Range: supports range queries efficiently, but can create hot spots (recent time-range data all on one shard). Hash: evenly distributes data, eliminates hot spots, but makes range queries expensive (scatter-gather across all shards) and rebalancing costly with modulo hashing.
Q6. What is a hot spot in sharding and how do you prevent it?
A hot spot is a shard receiving disproportionately more traffic than others. Causes: popular key (celebrity user, viral post), monotonically increasing PK with range sharding. Prevention: hash sharding, adding random suffix to hot keys, dedicated shard for hot data, caching.
Q7. What is leader election and why is it critical for replication?

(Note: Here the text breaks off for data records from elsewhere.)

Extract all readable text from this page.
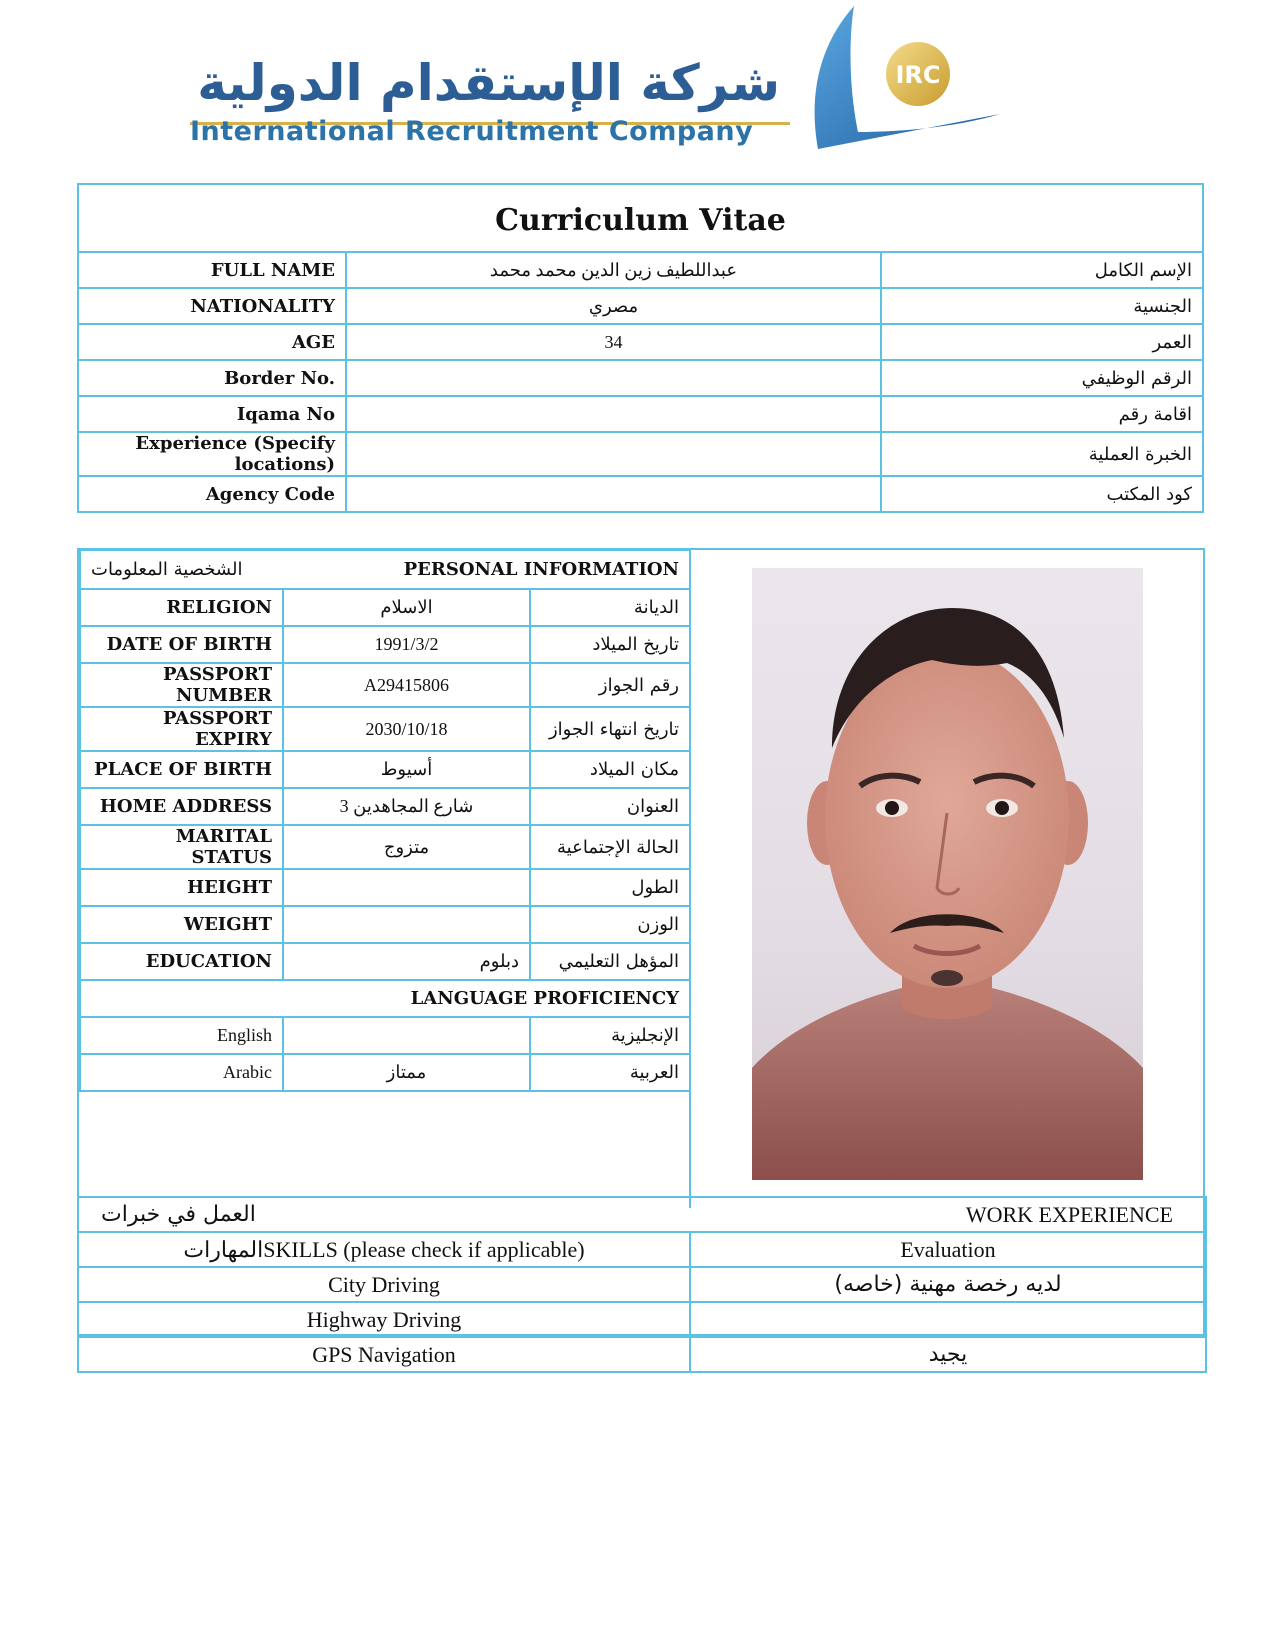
شركة الإستقدام الدولية
International Recruitment Company
IRC
Curriculum Vitae		
FULL NAME	عبداللطيف زين الدين محمد محمد	الإسم الكامل
NATIONALITY	مصري	الجنسية
AGE	34	العمر
Border No.		الرقم الوظيفي
Iqama No		اقامة رقم
Experience (Specify locations)		الخبرة العملية
Agency Code		كود المكتب
الشخصية المعلومات	PERSONAL INFORMATION	
RELIGION	الاسلام	الديانة
DATE OF BIRTH	1991/3/2	تاريخ الميلاد
PASSPORT NUMBER	A29415806	رقم الجواز
PASSPORT EXPIRY	2030/10/18	تاريخ انتهاء الجواز
PLACE OF BIRTH	أسيوط	مكان الميلاد
HOME ADDRESS	3 شارع المجاهدين	العنوان
MARITAL STATUS	متزوج	الحالة الإجتماعية
HEIGHT		الطول
WEIGHT		الوزن
EDUCATION	دبلوم	المؤهل التعليمي
LANGUAGE PROFICIENCY		
English		الإنجليزية
Arabic	ممتاز	العربية
العمل في خبرات	WORK EXPERIENCE
المهاراتSKILLS (please check if applicable)	Evaluation
City Driving	لديه رخصة مهنية (خاصه)
Highway Driving	
GPS Navigation	يجيد
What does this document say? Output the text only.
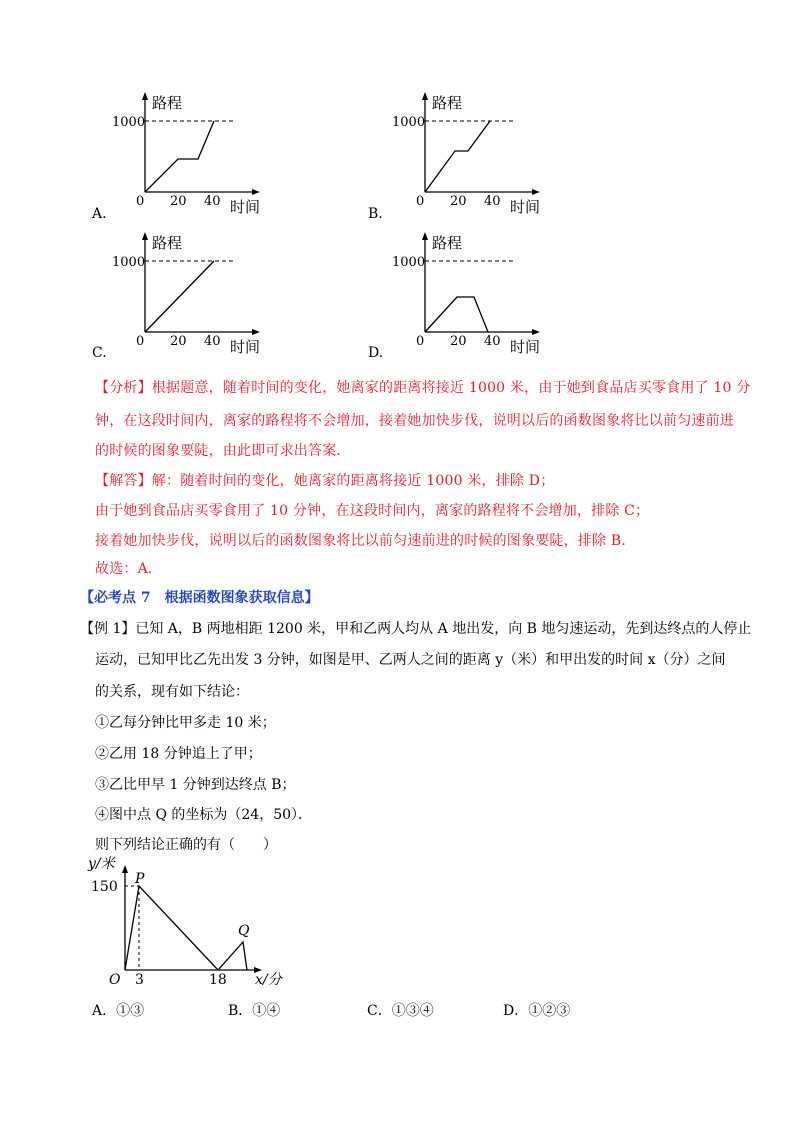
路程
1000
0 20 40 时间
A.
路程
1000
0 20 40 时间
B.
路程
1000
0 20 40 时间
C.
路程
1000
0 20 40 时间
D.
【分析】根据题意，随着时间的变化，她离家的距离将接近 1000 米，由于她到食品店买零食用了 10 分
钟，在这段时间内，离家的路程将不会增加，接着她加快步伐，说明以后的函数图象将比以前匀速前进
的时候的图象要陡，由此即可求出答案．
【解答】解：随着时间的变化，她离家的距离将接近 1000 米，排除 D；
由于她到食品店买零食用了 10 分钟，在这段时间内，离家的路程将不会增加，排除 C；
接着她加快步伐，说明以后的函数图象将比以前匀速前进的时候的图象要陡，排除 B．
故选：A．
【必考点 7　根据函数图象获取信息】
【例 1】已知 A，B 两地相距 1200 米，甲和乙两人均从 A 地出发，向 B 地匀速运动，先到达终点的人停止
运动，已知甲比乙先出发 3 分钟，如图是甲、乙两人之间的距离 y（米）和甲出发的时间 x（分）之间
的关系，现有如下结论：
①乙每分钟比甲多走 10 米；
②乙用 18 分钟追上了甲；
③乙比甲早 1 分钟到达终点 B；
④图中点 Q 的坐标为（24，50）．
则下列结论正确的有（　　）
y/米
150
O 3	18 x/分
P
Q
A．①③	B．①④	C．①③④	D．①②③
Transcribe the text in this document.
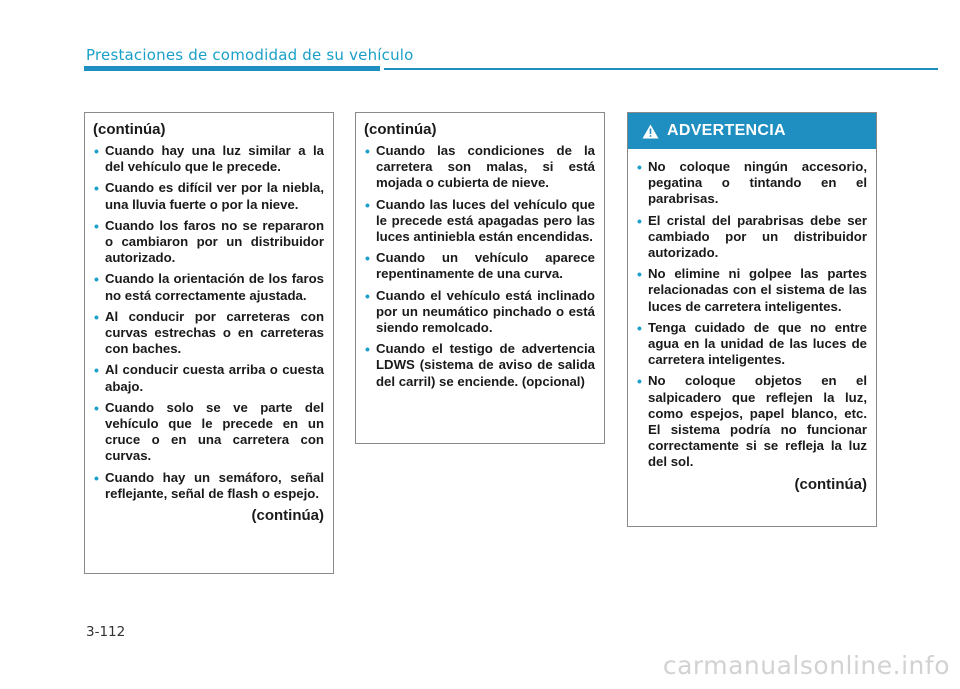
Prestaciones de comodidad de su vehículo
(continúa)
• Cuando hay una luz similar a la del vehículo que le precede.
• Cuando es difícil ver por la niebla, una lluvia fuerte o por la nieve.
• Cuando los faros no se repararon o cambiaron por un distribuidor autorizado.
• Cuando la orientación de los faros no está correctamente ajustada.
• Al conducir por carreteras con curvas estrechas o en carreteras con baches.
• Al conducir cuesta arriba o cuesta abajo.
• Cuando solo se ve parte del vehículo que le precede en un cruce o en una carretera con curvas.
• Cuando hay un semáforo, señal reflejante, señal de flash o espejo.
(continúa)
(continúa)
• Cuando las condiciones de la carretera son malas, si está mojada o cubierta de nieve.
• Cuando las luces del vehículo que le precede está apagadas pero las luces antiniebla están encendidas.
• Cuando un vehículo aparece repentinamente de una curva.
• Cuando el vehículo está inclinado por un neumático pinchado o está siendo remolcado.
• Cuando el testigo de advertencia LDWS (sistema de aviso de salida del carril) se enciende. (opcional)
ADVERTENCIA
• No coloque ningún accesorio, pegatina o tintando en el parabrisas.
• El cristal del parabrisas debe ser cambiado por un distribuidor autorizado.
• No elimine ni golpee las partes relacionadas con el sistema de las luces de carretera inteligentes.
• Tenga cuidado de que no entre agua en la unidad de las luces de carretera inteligentes.
• No coloque objetos en el salpicadero que reflejen la luz, como espejos, papel blanco, etc. El sistema podría no funcionar correctamente si se refleja la luz del sol.
(continúa)
3-112
carmanualsonline.info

When the leader fails, a new leader must be elected from replicas. Common algorithms: Raft, Paxos, Zab (ZooKeeper). The new leader must have the most up-to-date data. Split-brain (two leaders simultaneously) is a dangerous failure mode — fencing mechanisms and quorums prevent it.
Q8. How does multi-leader replication handle write conflicts?
Conflicts occur when two leaders accept conflicting writes to the same row. Strategies: last-write-wins (LWW) by timestamp (risks data loss); per-record conflict avoidance (route each user to one leader); application-level merge (CRDTs); reporting conflict to user. There's no perfect automatic solution — it depends on the use case.
Advanced Editorial Pass: Replication and Partitioning in Distributed Reality
Senior Engineering Focus
- Design topology around failure domains and consistency expectations.
- Use partition keys that balance load and preserve query locality.
- Plan failover behavior and reconciliation paths up front.
Failure Modes to Anticipate
- Hot partitions and uneven replica lag under skewed traffic.
- Failover events violating read-after-write assumptions.
- Operational complexity outpacing team runbook maturity.
Practical Heuristics
- Measure replication lag and partition skew continuously.
- Test failover and rebalancing during controlled game days.
- Document consistency guarantees per API surface.